Miran has voiced some opinions about cryptocurrency, telling The Bitcoin Layer in December 2024 that “crypto has a big role potentially to play in innovation,” and calling financial deregulation “a powerful part” of a potential Trump administration economic boom.
Conflict of interest concerns
Miran’s nomination has raised concern among Democrats who argue that his plan to remain chair of the White House’s Council of Economic Advisers, albeit on unpaid leave, is incompatible with the Federal Reserve’s independence.
The appointment comes against the backdrop of President Donald Trump’s attempts to wield greater influence over the central bank, following his clashes with Fed leadership and his failed bid to oust Federal Reserve Board of Governors member Lisa Cook.

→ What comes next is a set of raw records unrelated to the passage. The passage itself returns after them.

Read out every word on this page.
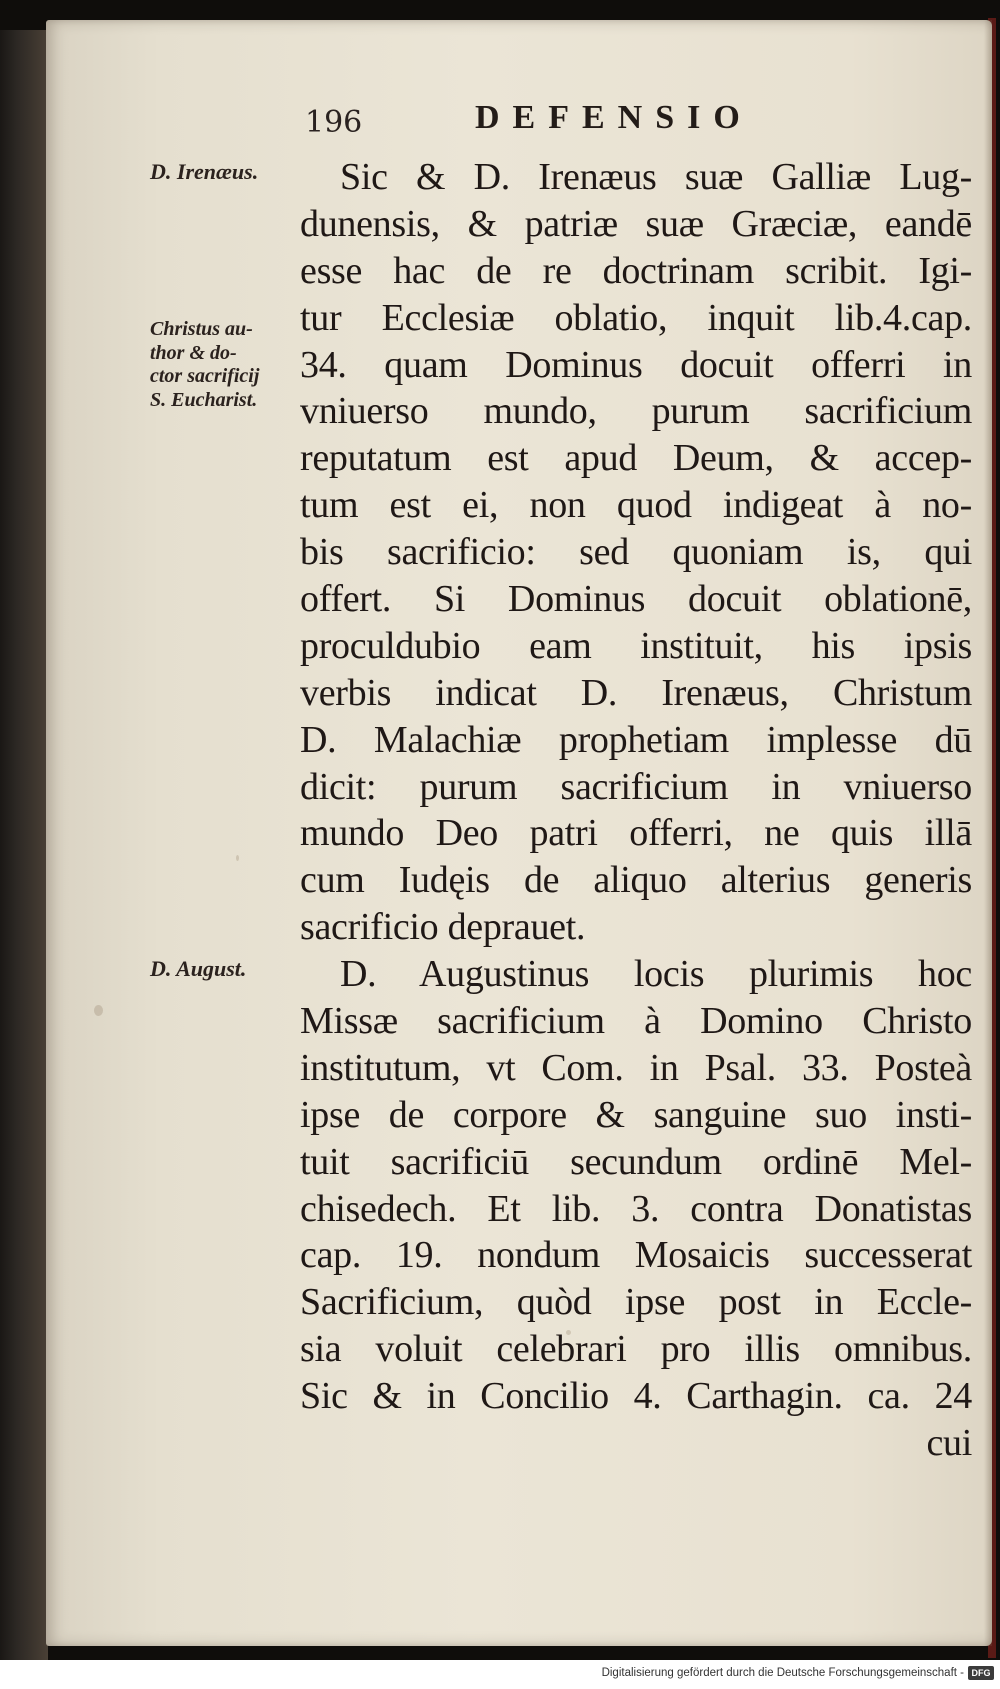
196	DEFENSIO
D. Irenæus.
Christus au-
thor & do-
ctor sacrificij
S. Eucharist.
D. August.
Sic & D. Irenæus suæ Galliæ Lug-
dunensis, & patriæ suæ Græciæ, eandē
esse hac de re doctrinam scribit. Igi-
tur Ecclesiæ oblatio, inquit lib.4.cap.
34. quam Dominus docuit offerri in
vniuerso mundo, purum sacrificium
reputatum est apud Deum, & accep-
tum est ei, non quod indigeat à no-
bis sacrificio: sed quoniam is, qui
offert. Si Dominus docuit oblationē,
proculdubio eam instituit, his ipsis
verbis indicat D. Irenæus, Christum
D. Malachiæ prophetiam implesse dū
dicit: purum sacrificium in vniuerso
mundo Deo patri offerri, ne quis illā
cum Iudęis de aliquo alterius generis
sacrificio deprauet.
D. Augustinus locis plurimis hoc
Missæ sacrificium à Domino Christo
institutum, vt Com. in Psal. 33. Posteà
ipse de corpore & sanguine suo insti-
tuit sacrificiū secundum ordinē Mel-
chisedech. Et lib. 3. contra Donatistas
cap. 19. nondum Mosaicis successerat
Sacrificium, quòd ipse post in Eccle-
sia voluit celebrari pro illis omnibus.
Sic & in Concilio 4. Carthagin. ca. 24
cui
Digitalisierung gefördert durch die Deutsche Forschungsgemeinschaft - DFG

Sen. Elizabeth Warren (D-Mass.), the Senate Banking Committee’s ranking member, warned ahead of the vote that Trump had run a months-long campaign to turn the Fed into his “personal piggy bank” in a bid to “escape accountability for his own economic failures,” calling Miran his “puppet.”
Other Democrats echoed her concerns. Sen. Andy Kim (D-N.J.) tweeted that “the Federal Reserve cannot remain politically independent with Stephen Miran serving on its Board AND as Trump’s Chief Economic Advisor.”
Sen. Ruben Gallego (D-Ariz.) also claimed Miran was being put on the Fed to do Trump’s bidding. “He’ll do whatever helps Trump politically and leave us all with higher prices and a bad job market,” he said.
Miran will serve out a term ending Jan. 31, 2026, filling the seat vacated by Adriana Kugler, who resigned in August to return to Georgetown University.
A Harvard-trained economist, Miran worked briefly at the Treasury Department during Trump’s first term, helping craft the administration’s fiscal response to the COVID-19 recession. He is currently a fellow at the Manhattan Institute and was a senior strategist at Hudson Bay Capital, which traded claims in the FTX bankruptcy.
Miran has also been outspoken in favor of deregulation and argued that the Treasury Department under Janet Yellen had overstepped into the Fed’s traditional role.